講談社100周年記念企画 この1冊!:ヤンマガKC『バタアシ金魚』

講談社100周年記念企画「この1冊!」

 

68冊目

ヤンマガKC『バタアシ金魚』

望月峯太郎

石坂秀之
文芸図書第一出版部 50代 男

花井薫は私だ!

書籍表紙

ヤンマガKC
『バタアシ金魚』(1)〜(6)
著者:望月峯太郎
発行年月日:1986/05/17〜1988/09/17

 青春は、好きな女のためにがむしゃらに頑張ること。(……らしい)花井薫。

 ショックだった。自分もこんな高校時代を生きればよかった。何やってたんだろう、オレ。偏差値50以下の無名都立高校時代のオレらは、カボチャかキュウリの出来損ないのような気持ちで、夏休みにはチャリに乗って、できたばかりの区立体育館のトレーニングジムに通ってムキムキの体を作ることしか考えてなかった。女っけはなし。シンナーの臭いのするカトウとマローンの香り漂うハシモトとベンチプレスに励んでいた。

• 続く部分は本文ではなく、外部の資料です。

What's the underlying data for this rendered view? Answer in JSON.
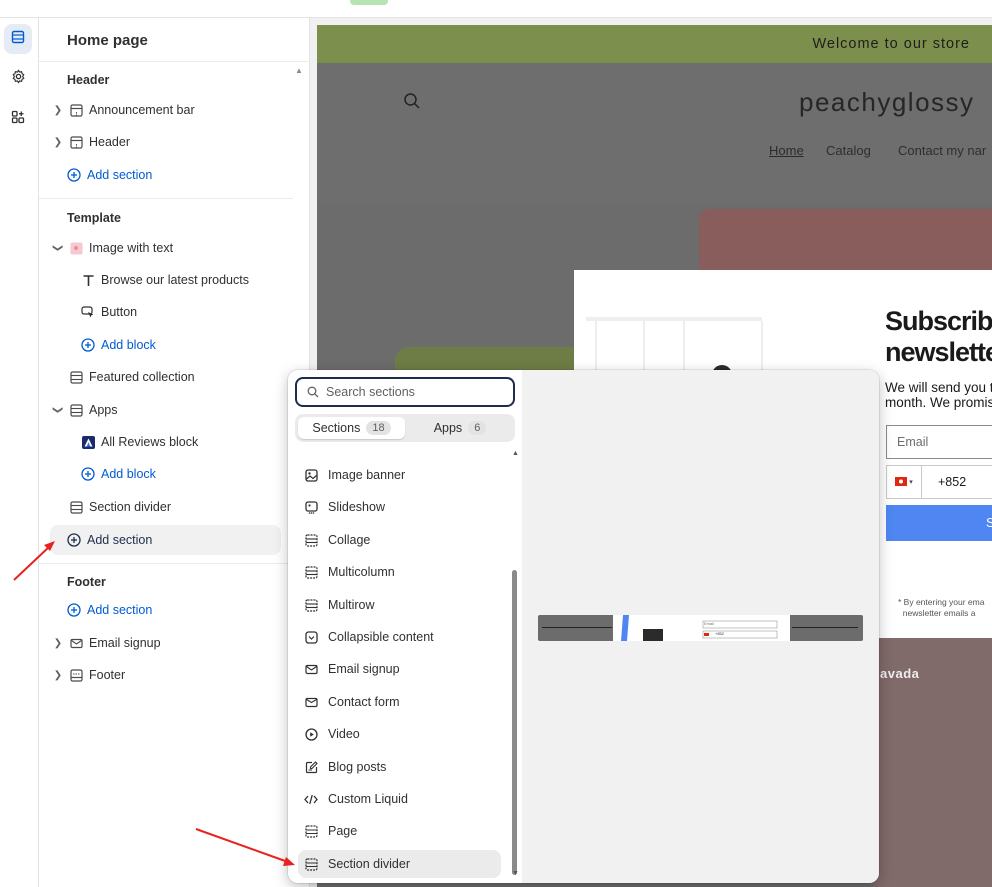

『バタアシ金魚』がヤングマガジンで連載が始まったころは、もちろん会社員で群像編集部にいました。当時は一週7日のうち6日間運動ばかりしていたのを覚えています。日曜と火曜はバスケット、土曜は多摩川の河川敷でテニス、後はスポーツジム。結婚したばかりで目白台社宅にいて漫画ばかり読んでいました。

 主人公の花井薫くんからは、人生で一番大切だと思うことを教わりました。それは、冒頭で書いた、どんなにうざいと思われても、好きな女のためにはがむしゃらに頑張ること。(……らしい)。なんて平凡で美しい青春の響き。薫くんは大好きなソノコくんがちょっとでもほかの男と話をしようものなら、ソノコの顔面にパンチを食らわせて血だらけにすることだってあるんだから。ボヴァリー夫人は私だ、的に、当時の自分は、花井薫は私だ! とさえ思っていました。で、自分も当時の奥さんに、会社を辞めて二人で幸せになるためにオーストラリアに移住してパン屋を始めようと提案して、苦笑いをされていました。(結構マジだったのに)。

 その頃の自分は、いつかどこかで、のんびりと幸せな時間を過ごせる時が来る、と漠然と思っていました。人生はきっとそんなものだと。そして、銀行ローンを組んで目白台社宅を出て家を買い、だんだんバスケットの練習にも参加しなくなっていき、なんだか長い夢から覚めてみると、いま自分が生きているこの世界が始まってました。

 もし、もう一度青春に戻れるならば、今度は水泳部に入ります。